# Safe HTML Sanitizer Plugin
Sanitizes fetched HTML to neutralize common XSS vectors:
- Removes dangerous tags (script, iframe, object, embed, meta, link)
- Strips inline event handlers (on*) and optionally style attributes
- Blocks javascript:, vbscript:, and data: URLs (configurable data:image/*)

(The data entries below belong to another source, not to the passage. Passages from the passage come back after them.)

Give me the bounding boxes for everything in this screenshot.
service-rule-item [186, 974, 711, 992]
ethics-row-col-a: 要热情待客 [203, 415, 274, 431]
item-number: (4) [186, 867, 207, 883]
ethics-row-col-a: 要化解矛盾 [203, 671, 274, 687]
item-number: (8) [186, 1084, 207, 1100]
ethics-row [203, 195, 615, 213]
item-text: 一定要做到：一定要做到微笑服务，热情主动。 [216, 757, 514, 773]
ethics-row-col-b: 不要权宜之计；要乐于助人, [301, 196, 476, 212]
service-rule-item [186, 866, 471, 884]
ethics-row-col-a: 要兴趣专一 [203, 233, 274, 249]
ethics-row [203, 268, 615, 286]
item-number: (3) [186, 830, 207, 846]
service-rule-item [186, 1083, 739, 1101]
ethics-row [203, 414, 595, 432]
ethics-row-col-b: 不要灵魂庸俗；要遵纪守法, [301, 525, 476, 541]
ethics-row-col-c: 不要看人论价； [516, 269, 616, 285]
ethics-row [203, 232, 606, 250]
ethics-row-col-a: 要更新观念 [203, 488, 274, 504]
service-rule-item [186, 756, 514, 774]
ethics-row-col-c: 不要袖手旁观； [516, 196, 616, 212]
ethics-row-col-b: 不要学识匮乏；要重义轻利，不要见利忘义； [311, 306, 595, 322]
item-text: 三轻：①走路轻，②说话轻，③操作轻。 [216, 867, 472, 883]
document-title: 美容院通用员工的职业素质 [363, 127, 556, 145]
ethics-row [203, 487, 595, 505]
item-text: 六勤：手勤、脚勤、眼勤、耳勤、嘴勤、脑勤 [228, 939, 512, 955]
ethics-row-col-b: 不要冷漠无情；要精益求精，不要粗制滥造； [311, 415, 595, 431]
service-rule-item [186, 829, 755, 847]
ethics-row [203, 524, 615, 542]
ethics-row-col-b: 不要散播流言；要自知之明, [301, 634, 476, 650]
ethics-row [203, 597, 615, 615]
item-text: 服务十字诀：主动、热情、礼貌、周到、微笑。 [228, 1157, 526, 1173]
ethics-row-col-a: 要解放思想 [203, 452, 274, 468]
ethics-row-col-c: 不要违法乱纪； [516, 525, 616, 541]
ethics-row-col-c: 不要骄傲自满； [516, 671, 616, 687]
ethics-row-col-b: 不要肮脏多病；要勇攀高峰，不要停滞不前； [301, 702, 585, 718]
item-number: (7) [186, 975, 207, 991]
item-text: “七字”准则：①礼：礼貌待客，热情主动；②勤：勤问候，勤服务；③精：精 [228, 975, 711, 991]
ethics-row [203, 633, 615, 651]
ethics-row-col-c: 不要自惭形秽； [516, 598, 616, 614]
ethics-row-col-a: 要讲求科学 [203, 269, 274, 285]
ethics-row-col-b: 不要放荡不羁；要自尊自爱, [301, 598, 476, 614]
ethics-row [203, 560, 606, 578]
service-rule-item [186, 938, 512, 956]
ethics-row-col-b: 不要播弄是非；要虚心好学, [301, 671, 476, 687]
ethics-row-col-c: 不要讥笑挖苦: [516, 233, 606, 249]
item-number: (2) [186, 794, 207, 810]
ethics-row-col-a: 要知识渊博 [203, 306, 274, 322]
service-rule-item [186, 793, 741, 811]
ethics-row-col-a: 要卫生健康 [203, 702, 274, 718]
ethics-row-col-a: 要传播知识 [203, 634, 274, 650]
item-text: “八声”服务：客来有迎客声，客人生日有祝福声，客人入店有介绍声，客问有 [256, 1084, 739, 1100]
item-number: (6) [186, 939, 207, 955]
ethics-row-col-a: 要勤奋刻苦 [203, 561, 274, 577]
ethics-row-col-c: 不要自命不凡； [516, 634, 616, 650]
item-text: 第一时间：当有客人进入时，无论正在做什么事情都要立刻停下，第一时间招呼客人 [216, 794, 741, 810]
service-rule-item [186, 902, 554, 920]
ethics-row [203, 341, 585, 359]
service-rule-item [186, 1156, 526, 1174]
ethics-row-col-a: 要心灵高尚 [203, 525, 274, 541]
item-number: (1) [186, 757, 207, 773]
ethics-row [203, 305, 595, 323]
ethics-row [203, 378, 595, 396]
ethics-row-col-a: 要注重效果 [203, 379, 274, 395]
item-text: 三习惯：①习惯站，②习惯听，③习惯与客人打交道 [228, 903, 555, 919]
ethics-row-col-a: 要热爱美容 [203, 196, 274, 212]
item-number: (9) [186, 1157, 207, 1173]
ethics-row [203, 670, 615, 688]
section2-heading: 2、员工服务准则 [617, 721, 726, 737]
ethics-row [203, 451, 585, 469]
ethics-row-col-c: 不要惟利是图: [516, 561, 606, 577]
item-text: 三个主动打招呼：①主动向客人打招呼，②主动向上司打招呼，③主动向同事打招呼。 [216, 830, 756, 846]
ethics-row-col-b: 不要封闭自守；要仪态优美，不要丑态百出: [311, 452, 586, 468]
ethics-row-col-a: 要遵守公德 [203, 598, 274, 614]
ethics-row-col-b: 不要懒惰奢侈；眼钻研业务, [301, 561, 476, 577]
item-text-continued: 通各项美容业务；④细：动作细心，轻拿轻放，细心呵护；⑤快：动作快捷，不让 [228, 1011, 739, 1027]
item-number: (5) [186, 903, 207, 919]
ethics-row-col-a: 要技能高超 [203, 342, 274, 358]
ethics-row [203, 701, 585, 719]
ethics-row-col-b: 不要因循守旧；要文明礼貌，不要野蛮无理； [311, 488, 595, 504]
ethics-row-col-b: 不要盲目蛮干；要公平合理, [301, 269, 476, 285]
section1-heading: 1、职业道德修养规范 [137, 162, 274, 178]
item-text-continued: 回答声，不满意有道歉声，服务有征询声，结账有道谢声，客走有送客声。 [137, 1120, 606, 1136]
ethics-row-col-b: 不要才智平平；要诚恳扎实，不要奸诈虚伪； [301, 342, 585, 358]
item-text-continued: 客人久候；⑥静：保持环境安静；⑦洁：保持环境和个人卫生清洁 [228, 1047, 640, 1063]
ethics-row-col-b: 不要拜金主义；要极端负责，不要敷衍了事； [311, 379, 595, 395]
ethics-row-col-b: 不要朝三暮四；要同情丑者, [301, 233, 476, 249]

- Removes HTML comments (optional)
- Optionally converts sanitized HTML to plain text
Hook
- resource_post_fetch
Configuration (example)
```yaml
- name: "SafeHTMLSanitizer"
kind: "plugins.safe_html_sanitizer.safe_html_sanitizer.SafeHTMLSanitizerPlugin"
hooks: ["resource_post_fetch"]
mode: "enforce"
priority: 119 # run before HTML→Markdown at 120
config:
allowed_tags: ["a","p","div","span","strong","em","code","pre","ul","ol","li","h1","h2","h3","h4","h5","h6","blockquote","img","br","hr","table","thead","tbody","tr","th","td"]
allowed_attrs:
"*": ["id","class","title","alt"]
a: ["href","rel","target"]
img: ["src","width","height","alt","title"]
remove_comments: true
drop_unknown_tags: true
strip_event_handlers: true
sanitize_css: true
allow_data_images: false
remove_bidi_controls: true
to_text: false
```
Notes
- For maximum safety, keep `allow_data_images: false` unless images are necessary.
- The sanitizer uses Python's stdlib HTMLParser to rebuild allowed HTML; it avoids regex-only sanitization.